The rate of polling has increased dramatically since the convention ended. It is now not uncommon for my daily sweep for new polls to pick up six or more new polls. In the pre convention days, having three polls on a single day would be a big day. This increase in poll frequency of course makes it likely that we’ll have more days where states flip categories, even if it is just from the natural jittering of random samples rather than real movements. So be sure to watch not just for the states that change on a given day, but also look to see if that change “sticks” as time goes on and new polls come in.
Today we have two states change status. In order by Electoral College weight:
First up Michigan with 16 electoral votes. It has bounced back and forth across the 5% Obama lead line the past few weeks in the five poll average. September started with Obama having an 0.7% lead in the state. September 13th his lead increased to over 5%, but then dropped below 5% again on the 16th. Now on the 19th it heads above 5% again.
The general trend has been toward Obama, but at 5.2% the state is still quite close to the boundary between my categories. So it would be easy for the very next poll to pull the average back below 5%. For the moment, the state moves from my “Lean Obama” category to my “Weak Obama” category, meaning that I no longer consider Romney winning Michigan a possibility strong enough to include in his “best case”.
But don’t be surprised if it gets closer and changes categories again. It looks like it is having fun bouncing back and forth at the moment.
Next up, Indiana with 11 electoral votes. Indiana has been very sparsely polled. Only four Romney/Obama polls in the state since the 2008 election. To round out the five poll average I have to include the 2008 McCain/Obama election results. In any case, prior to the last poll, the five poll average (which then included the 2004 election too) had the state with a 10.1% Romney lead. Shifting the new poll in, and 2004 out… 2004 was a huge 20.7% Bush victory over Kerry in Indiana… makes Romney’s lead drop to 7.2%.

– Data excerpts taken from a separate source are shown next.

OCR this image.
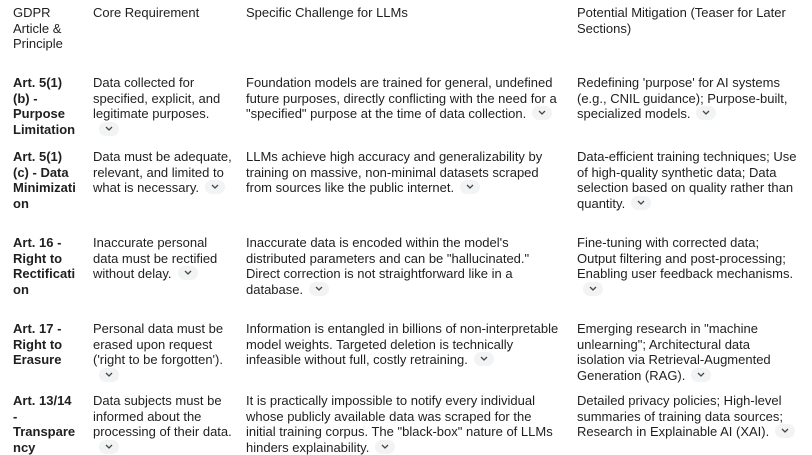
GDPR Article & Principle
Core Requirement	Specific Challenge for LLMs	Potential Mitigation (Teaser for Later Sections)
Art. 5(1)(b) - Purpose Limitation
Data collected for specified, explicit, and legitimate purposes.
Foundation models are trained for general, undefined future purposes, directly conflicting with the need for a "specified" purpose at the time of data collection.
Redefining 'purpose' for AI systems (e.g., CNIL guidance); Purpose-built, specialized models.
Art. 5(1)(c) - Data Minimization
Data must be adequate, relevant, and limited to what is necessary.
LLMs achieve high accuracy and generalizability by training on massive, non-minimal datasets scraped from sources like the public internet.
Data-efficient training techniques; Use of high-quality synthetic data; Data selection based on quality rather than quantity.
Art. 16 - Right to Rectification
Inaccurate personal data must be rectified without delay.
Inaccurate data is encoded within the model's distributed parameters and can be "hallucinated." Direct correction is not straightforward like in a database.
Fine-tuning with corrected data; Output filtering and post-processing; Enabling user feedback mechanisms.
Art. 17 - Right to Erasure
Personal data must be erased upon request ('right to be forgotten').
Information is entangled in billions of non-interpretable model weights. Targeted deletion is technically infeasible without full, costly retraining.
Emerging research in "machine unlearning"; Architectural data isolation via Retrieval-Augmented Generation (RAG).
Art. 13/14 - Transparency
Data subjects must be informed about the processing of their data.
It is practically impossible to notify every individual whose publicly available data was scraped for the initial training corpus. The "black-box" nature of LLMs hinders explainability.
Detailed privacy policies; High-level summaries of training data sources; Research in Explainable AI (XAI).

This moves Indiana out of my “Strong Romney” category into my “Weak Romney” category, but make no mistake, Romney’s lead in Indiana is still quite substantial. At the moment nobody is expecting Obama to be able to reprise his 2008 win in the state. We’d need more polls than just the four to discern if there is actually any sort of trend making the state closer, but a little bit closer or not, it still isn’t close enough to be one of the states that could go either way.
This is a Romney state this year unless we get a huge Romney collapse in the next seven weeks.
So only Michigan changes anything in the models, making Romney’s best case slightly weaker, but still a win:
|Romney Best Case||301||237|
|Obama Best Case||180||358|
Once again no mathematically “must win” states for Romney, but the paths are still narrow… this is a hard map for Romney. If he doesn’t win Florida, he has to win every other close state to win. If he does win Florida, he can afford a few losses in the close states, but not many. But if he loses Florida, it is hard seeing how he wins the other close states he would need to win.
Romney still needs a game changer to move things in his direction. And I’m pretty sure the events of the last few news cycles are not the kinds of game changers he needs.
Note: Chart and map from the Abulsme.com 2012 Electoral College Prediction page. Both assume Obama vs Romney with no strong third party candidate and show polling as it currently exists. Things will change before election day. On the map red is Romney, blue is Obama, gold states are too close to call. Lines on the chart represent how many more electoral votes a candidate would have than is needed to tie under several different scenarios. Up is good for Obama, Down is good for Romney.